Итак, три-четыре века спустя лучшие читатели Дон Кихота кое в чем заподозрили его создателя: "Перо гения, - записал Гейне, - всегда больше самого гения..."

.
Мастера XIX-XX века как бы обращаются к Сервантесу с теми же словами, которыми Рыцарь Печального Образа однажды приветствовал своего оруженосца: "Ты сам не понимаешь, Санчо, какую умную вещь ты сказал..."

Сам не понимает?

Вот и попробуем, хотя бы в общих чертах, определить: понимал ли Сервантес, что творит? Сказать по правде, автор этой статьи долгие годы разделял сомнения многих толкователей; ему нравилась своей парадоксальностью идея, что пожилой, много повидавший испанский гений хотел высмеять уходящее рыцарство, а серьезный, грустный смысл как бы явился сам собой. Но вот - размышляем снова. Действительно, если бы Дон Кихот уместился в первых шести главах, все было бы куда смешнее и проще... Но поскольку роман продолжается, мы вдруг начинаем подозревать дона Мигеля Сервантеса де Сааведру в "скрытом умысле"... Ведь уже в первой части главный герой однажды невзначай объясняет оруженосцу: "Весь фокус в том, чтобы помешаться без всякого повода и дать понять моей даме, что если я, здорово живешь, свихнулся, то что же будет, когда меня до этого доведут".

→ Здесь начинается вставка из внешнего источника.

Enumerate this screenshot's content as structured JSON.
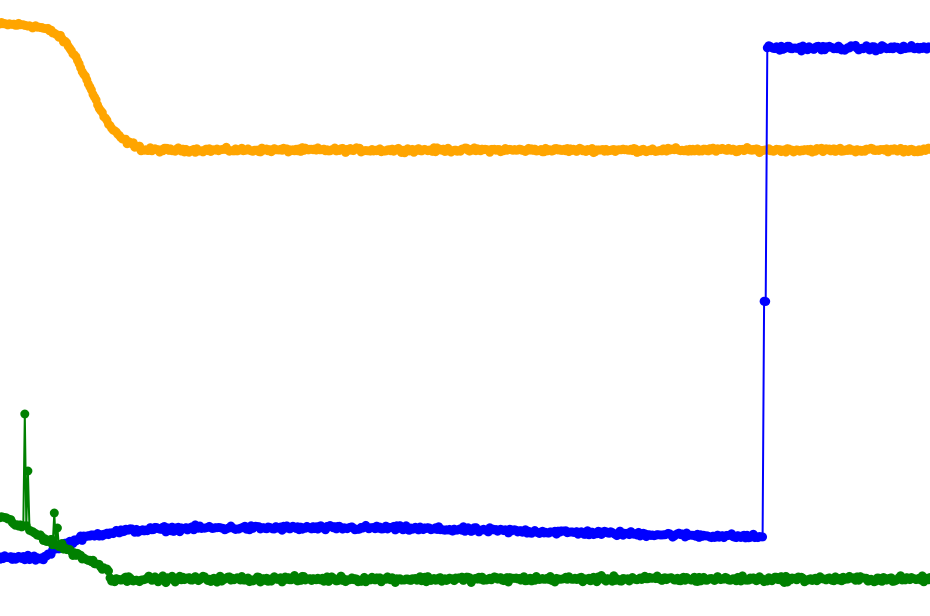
{
  "chart_data": {
    "type": "line",
    "title": "",
    "xlabel": "",
    "ylabel": "",
    "grid": false,
    "axes_visible": false,
    "legend": "none",
    "xlim": [
      0,
      600
    ],
    "ylim": [
      0,
      1
    ],
    "series": [
      {
        "color": "#ffa500",
        "markers": true,
        "segments": [
          {
            "start": 0,
            "end": 90,
            "from": 0.96,
            "to": 0.75,
            "shape": "sigmoid",
            "mid": 58,
            "width": 9
          },
          {
            "start": 90,
            "end": 600,
            "value": 0.75
          }
        ],
        "noise": 0.005
      },
      {
        "color": "#0000ff",
        "markers": true,
        "segments": [
          {
            "start": 0,
            "end": 28,
            "value": 0.07
          },
          {
            "start": 28,
            "end": 120,
            "from": 0.07,
            "to": 0.12,
            "shape": "rise"
          },
          {
            "start": 120,
            "end": 250,
            "value": 0.12
          },
          {
            "start": 250,
            "end": 492,
            "from": 0.12,
            "to": 0.105,
            "shape": "linear"
          },
          {
            "start": 493,
            "end": 494,
            "value": 0.5
          },
          {
            "start": 495,
            "end": 600,
            "value": 0.92
          }
        ],
        "noise": 0.006
      },
      {
        "color": "#008000",
        "markers": true,
        "segments": [
          {
            "start": 0,
            "end": 70,
            "from": 0.14,
            "to": 0.05,
            "shape": "linear"
          },
          {
            "start": 70,
            "end": 600,
            "value": 0.035
          }
        ],
        "spikes": [
          {
            "x": 16,
            "y": 0.31
          },
          {
            "x": 18,
            "y": 0.215
          },
          {
            "x": 20,
            "y": 0.115
          },
          {
            "x": 35,
            "y": 0.145
          },
          {
            "x": 37,
            "y": 0.12
          }
        ],
        "noise": 0.007
      }
    ]
  }
}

Перед нами разумный разговор о безумии - что само по себе уже загадка и как будто совсем не относится к "проблеме рыцарских романов".

Громкий смех, шумный успех первого тома, конечно, ободрили, способствовали зарождению второй книги. Но сверх того еще что-то подталкивало Сервантеса к продолжению труда: нечто не совсем или недостаточно высказанное в первой части.

Не просто, порою невозможно понять на расстоянии почти в четыре века внутренние побуждения, мотивы, руководившие автором "Дон Кихота"; поэтому еще и еще раз погружаемся во вторую книгу.

"- Вот увидите, любезный друг, - говорит священник цирюльнику в самом начале, - в один прекрасный день приятель наш снова даст тягу.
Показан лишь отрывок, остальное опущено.